New approach methods might accelerate preclinical testing [6] this approach renders unnecessary the first stages of testing of the usual procedure - in the laboratory, then on animals. However, it is very different when it comes to testing on humans, which is the most time-consuming stage. Traditionally, the candidate vaccine is widely administered to a population of approximately 3000 individuals [11]. These individuals then return to their healthy lives, and researchers then aim to determine whether those receiving the treatment are more resistant to the disease than those receiving the placebo. The main difference from the approach promoted by researchers is that it is not the medical practitioners who expose the volunteers directly to the disease.

Conclusions and future perspectives

Increasingly, policy-makers, scientists and general public are claiming that the world is in dire need of an COVID-19 vaccine, warranting the risk of volunteer infection studies; thus, regulators and funders of research projects should already begin the necessary preparations, weighing whether such studies can commence with human infection after potential vaccines have completed the initial safety tests.

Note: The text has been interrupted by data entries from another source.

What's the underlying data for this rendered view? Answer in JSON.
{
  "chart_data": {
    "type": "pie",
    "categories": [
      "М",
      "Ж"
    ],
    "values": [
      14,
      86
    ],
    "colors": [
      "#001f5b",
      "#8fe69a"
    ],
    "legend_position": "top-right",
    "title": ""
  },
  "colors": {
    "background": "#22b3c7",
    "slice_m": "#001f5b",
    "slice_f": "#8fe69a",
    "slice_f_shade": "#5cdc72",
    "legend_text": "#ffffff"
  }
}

The use of tests with human volunteers would be useful in order to expedite the procedures for the development of a COVID-19 vaccine if such a project is approved by ethical specialists. On the other hand, the deliberate infection of individuals poses a problematic ethical issue, in the context in which there is no drug or functional therapy for the treatment of SARS-CoV-2 infection.

Despite these benefits and the tradition that would militate in favor of taking these risks to the health and lives of volunteers, this type of experimental approach faces severe ethical obstacles. Deliberate infection of individuals is a challenge in the context in which there is no approved drug or antibody therapy for COVID-19 disease. In case of infection studies, after the administration of the vaccine, the volunteer is exposed in a controlled way to the virus targeted by the vaccine. Thus, conclusions can be drawn from the study of a smaller number of volunteers, and the vaccine that offers the most sustained protection will differentiate more clearly and faster from other vaccines studied. An infection study can play the role of phase III testing, or it can act as an intermediate stage, accelerating phase III, which selects the most viable candidates from the developed vaccines.

However, such studies must offer both volunteers and professionals involved maximum protection against any effect of infection, including the long-term health outcomes, which are only becoming known. Although this procedure raises serious ethical concerns, medical authorities who support the benefits of voluntary SARS-CoV-2 infection studies describe a crucial advantage: speeding up the study process of approving an effective vaccine.